Locate and Explain: Joint Multimodal Emotion Cause Extraction and Summarization in Conversation
Abstract
AbstractMultimodal emotion cause analysis in conversation aims to identify the causes of emotions by leveraging multimodal information. Existing studies mainly formulate this problem as either utterance-level emotion cause extraction, which provides clear cause localization but limited explanation, or multimodal emotion cause generation, which offers fine-grained explanations but lacks explicit traceability to source utterances. Moreover, existing datasets rely heavily on human judgment and lack well-defined structured theoretical guidance, leading to subjective and inconsistent annotations.

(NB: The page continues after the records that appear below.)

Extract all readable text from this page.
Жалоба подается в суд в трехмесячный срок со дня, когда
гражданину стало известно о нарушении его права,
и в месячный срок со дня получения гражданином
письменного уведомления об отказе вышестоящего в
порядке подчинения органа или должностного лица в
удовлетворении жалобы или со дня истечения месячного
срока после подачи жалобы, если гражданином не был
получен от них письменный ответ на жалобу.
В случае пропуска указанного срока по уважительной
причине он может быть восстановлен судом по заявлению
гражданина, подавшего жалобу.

To address these issues, we introduce joint Multimodal Emotion Cause Extraction and Summarization in conversation (MECES), a new task that simultaneously extracts emotion cause utterances and generates cause summaries, enabling both precise localization and interpretable explanations of emotion cause. We further construct a MECES dataset guided by the Activating Events–Beliefs–Consequences theory from psychology. This dataset consists of 5,787 emotion utterances annotated with causes, comprising 12,231 emotion-cause pairs and 6,040 cause summaries. We also propose an effective end-to-end joint learning approach for MECES task, establishing strong benchmark results for this newly introduced task and dataset.